Comment 1 Russell Teague 2019-04-24 12:54:15 UTC
The Ansible inventory should be created with host names that the cluster knows about.  Do not use public DNS host names for Ansible host names.

Comment 2 Weihua Meng 2019-04-25 01:24:41 UTC
if not public DNS host names, then ansible host may not connect to them.

fatal: [ip-172-31-29-93.ap-northeast-1.compute.internal]: UNREACHABLE! => {
    "changed": false,
    "msg": "SSH Error: data could not be sent to remote host \"ip-172-31-29-93.ap-northeast-1.compute.internal\". Make sure this host can be reached over ssh",
    "unreachable": true

Comment 3 Russell Teague 2019-04-25 12:24:52 UTC
Ensure hosts are resolvable/reachable from the Ansible control machine.  One option to ensure access is to set up an ssh bastion host.  An example can be found here, https://github.com/eparis/ssh-bastion.

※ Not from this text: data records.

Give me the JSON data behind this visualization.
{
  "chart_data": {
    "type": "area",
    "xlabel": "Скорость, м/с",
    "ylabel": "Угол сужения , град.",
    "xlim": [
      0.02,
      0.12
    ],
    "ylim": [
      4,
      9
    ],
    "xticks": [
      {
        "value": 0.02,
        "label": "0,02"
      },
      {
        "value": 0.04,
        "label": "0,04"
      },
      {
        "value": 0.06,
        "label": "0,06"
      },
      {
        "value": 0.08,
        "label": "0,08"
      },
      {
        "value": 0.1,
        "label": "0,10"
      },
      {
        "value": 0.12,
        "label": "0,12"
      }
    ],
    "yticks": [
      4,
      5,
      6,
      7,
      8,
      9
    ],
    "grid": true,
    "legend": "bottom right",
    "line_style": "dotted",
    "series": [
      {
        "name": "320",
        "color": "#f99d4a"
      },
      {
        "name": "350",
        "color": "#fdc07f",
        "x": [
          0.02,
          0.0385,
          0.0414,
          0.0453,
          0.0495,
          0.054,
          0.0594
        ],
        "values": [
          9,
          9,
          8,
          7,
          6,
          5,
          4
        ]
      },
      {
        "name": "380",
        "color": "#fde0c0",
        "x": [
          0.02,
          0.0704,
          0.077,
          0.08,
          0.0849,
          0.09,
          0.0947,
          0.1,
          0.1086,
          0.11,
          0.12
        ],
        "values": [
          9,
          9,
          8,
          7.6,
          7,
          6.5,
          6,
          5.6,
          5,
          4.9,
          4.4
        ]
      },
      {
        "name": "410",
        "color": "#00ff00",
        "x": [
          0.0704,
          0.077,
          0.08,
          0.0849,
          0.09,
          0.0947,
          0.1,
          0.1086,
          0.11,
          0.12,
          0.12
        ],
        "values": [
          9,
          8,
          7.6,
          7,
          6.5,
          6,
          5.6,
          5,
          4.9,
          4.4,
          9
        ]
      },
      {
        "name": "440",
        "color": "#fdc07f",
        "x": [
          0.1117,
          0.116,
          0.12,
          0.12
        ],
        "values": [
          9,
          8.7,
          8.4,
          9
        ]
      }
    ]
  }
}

Ansible can be configured to use the ssh bastion host by setting this var in host_vars or group_vars

---
ansible_ssh_common_args: "-o ProxyCommand=\"ssh -o IdentityFile='/path/to/libra.pem' -o StrictHostKeyChecking=no -W %h:%p -q <username>@<ssh_bastion_hostname>\""

Comment 4 Gaoyun Pei 2019-04-30 03:20:59 UTC
The bastion works well for ansible-playbook in such case.

With ansible_ssh_common_args set in ansible inventory file, playbooks/upgrade.yml finished successfully, the RHEL workers is working well after upgrade.
ansible_ssh_common_args="-o ProxyCommand=\"ssh -o IdentityFile='/path/to/libra.pem' -o StrictHostKeyChecking=no -W %h:%p -q core@<bastion_hostname>\""


One more thing want to confirm is:
When we want to upgrade a 4.1 cluster with RHEL76&RHCOS workers to a newer version manually, should we run the "playbooks/upgrade.yml" playbook against RHEL workers before or after the cluster upgrade(oc adm upgrade) ? Thanks.

Comment 5 Russell Teague 2019-04-30 12:17:07 UTC
RHEL workers should be upgraded after the cluster is upgraded.  The RHEL upgrade playbook installs the latest package version available for cri-o, openshift-clients and openshift-hyperkube but pulls images based on the cluster version.

Comment 7 errata-xmlrpc 2019-06-04 10:47:56 UTC
Since the problem described in this bug report should be
resolved in a recent advisory, it has been closed with a
resolution of ERRATA.

For information on the advisory, and where to find the updated
files, follow the link below.

If the solution does not work for you, open a new bug report.

https://access.redhat.com/errata/RHBA-2019:0758